Australian rugby league footballer (1956–2022)

Robert "Rocky" Laurie (14 January 1956 - 4 June 2022) was an Australian rugby league footballer. He played for the Eastern Suburbs Roosters and the South Sydney Rabbitohs in the New South Wales Rugby League premiership.
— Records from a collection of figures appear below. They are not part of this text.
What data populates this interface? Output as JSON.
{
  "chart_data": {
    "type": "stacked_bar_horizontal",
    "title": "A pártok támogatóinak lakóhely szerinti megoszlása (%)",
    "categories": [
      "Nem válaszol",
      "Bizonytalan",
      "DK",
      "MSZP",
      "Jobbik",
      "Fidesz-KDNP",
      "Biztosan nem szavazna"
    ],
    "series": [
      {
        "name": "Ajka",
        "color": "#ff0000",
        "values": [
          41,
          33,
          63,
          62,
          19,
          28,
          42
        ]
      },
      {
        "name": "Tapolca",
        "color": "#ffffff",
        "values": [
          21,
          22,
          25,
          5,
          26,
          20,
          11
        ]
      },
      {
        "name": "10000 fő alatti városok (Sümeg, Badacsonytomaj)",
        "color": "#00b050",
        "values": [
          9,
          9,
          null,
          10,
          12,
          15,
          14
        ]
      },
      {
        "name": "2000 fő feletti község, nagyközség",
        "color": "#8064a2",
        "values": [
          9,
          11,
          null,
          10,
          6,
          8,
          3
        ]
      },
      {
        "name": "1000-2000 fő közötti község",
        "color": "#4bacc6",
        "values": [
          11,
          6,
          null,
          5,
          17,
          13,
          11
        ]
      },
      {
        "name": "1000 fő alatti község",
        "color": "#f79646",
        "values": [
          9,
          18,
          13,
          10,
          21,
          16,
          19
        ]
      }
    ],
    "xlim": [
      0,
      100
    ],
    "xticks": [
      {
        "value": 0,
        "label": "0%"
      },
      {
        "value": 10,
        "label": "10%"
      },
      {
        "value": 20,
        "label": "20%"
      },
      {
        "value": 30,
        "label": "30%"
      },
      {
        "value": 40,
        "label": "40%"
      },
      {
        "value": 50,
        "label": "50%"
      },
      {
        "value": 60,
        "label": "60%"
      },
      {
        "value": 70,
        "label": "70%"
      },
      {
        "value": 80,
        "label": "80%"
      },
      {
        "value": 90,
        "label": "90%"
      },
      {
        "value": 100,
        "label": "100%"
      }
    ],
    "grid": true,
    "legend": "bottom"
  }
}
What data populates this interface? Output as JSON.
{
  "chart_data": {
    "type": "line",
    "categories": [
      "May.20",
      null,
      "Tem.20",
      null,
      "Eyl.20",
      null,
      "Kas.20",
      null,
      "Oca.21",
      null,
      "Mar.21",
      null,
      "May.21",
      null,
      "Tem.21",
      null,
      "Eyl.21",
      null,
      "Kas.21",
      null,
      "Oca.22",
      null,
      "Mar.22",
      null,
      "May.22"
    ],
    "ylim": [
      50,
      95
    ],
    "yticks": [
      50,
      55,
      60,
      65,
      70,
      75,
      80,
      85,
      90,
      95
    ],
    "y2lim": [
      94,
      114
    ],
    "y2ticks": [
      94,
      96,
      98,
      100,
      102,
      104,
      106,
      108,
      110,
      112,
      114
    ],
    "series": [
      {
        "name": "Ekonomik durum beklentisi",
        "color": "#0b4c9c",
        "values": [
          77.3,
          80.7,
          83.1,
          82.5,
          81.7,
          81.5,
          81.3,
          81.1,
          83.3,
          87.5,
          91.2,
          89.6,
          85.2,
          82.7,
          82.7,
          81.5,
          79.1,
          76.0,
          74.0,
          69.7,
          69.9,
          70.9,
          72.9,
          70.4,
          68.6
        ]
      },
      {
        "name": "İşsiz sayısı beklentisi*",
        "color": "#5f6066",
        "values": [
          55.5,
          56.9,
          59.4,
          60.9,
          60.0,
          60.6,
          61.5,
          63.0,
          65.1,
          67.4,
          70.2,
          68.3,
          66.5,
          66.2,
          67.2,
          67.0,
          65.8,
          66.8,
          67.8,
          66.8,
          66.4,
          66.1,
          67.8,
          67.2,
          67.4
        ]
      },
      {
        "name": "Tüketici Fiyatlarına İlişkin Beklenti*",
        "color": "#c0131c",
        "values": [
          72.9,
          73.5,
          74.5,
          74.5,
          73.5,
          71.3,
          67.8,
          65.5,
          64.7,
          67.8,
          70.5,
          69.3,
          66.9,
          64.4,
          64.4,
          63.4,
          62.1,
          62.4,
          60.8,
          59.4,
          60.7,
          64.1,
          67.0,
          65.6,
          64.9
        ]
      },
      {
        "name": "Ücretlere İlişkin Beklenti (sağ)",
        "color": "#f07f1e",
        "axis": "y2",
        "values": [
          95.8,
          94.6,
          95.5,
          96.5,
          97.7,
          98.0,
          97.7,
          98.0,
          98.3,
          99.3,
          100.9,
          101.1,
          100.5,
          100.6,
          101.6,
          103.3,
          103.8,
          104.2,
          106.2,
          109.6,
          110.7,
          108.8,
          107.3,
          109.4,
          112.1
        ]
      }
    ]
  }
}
Laurie, along with Ian Schubert, both from the rural New South Wales (NSW) township of Wauchope, came to the Roosters in NSWRFL season 1975, although Laurie did not make his first grade debut till the following season. During the 1976 NSWRFL season, he played in the forwards, helping Eastern Suburbs to victory in their unofficial 1976 World Club Challenge match against British champions St. Helens in Sydney. However, his move to the South Sydney Rabbitohs proved a master stroke, with Laurie making the five-eighth position his own in the red and green. Laurie played his best football at Souths, carving up the opposition and setting up spectacular tries for players such as dynamic winger Terry Fahey. Laurie was awarded the 1980 Dally M Medal, the only South Sydney player to date to win the coveted award. Laurie played for Easts in their win at the final of the 1981 Craven Mild Cup.

In 1983, Laurie returned to Wauchope and captained a NSW Country representative side in a match against New Zealand's South Island. Laurie starred in the match, scoring 3 tries.

During the 1988 Great Britain Lions tour, Laurie captained a Northern Division side to victory over the visitors.

Rocky's younger brother, Mark Laurie, was a three-time premiership winner with the Parramatta club.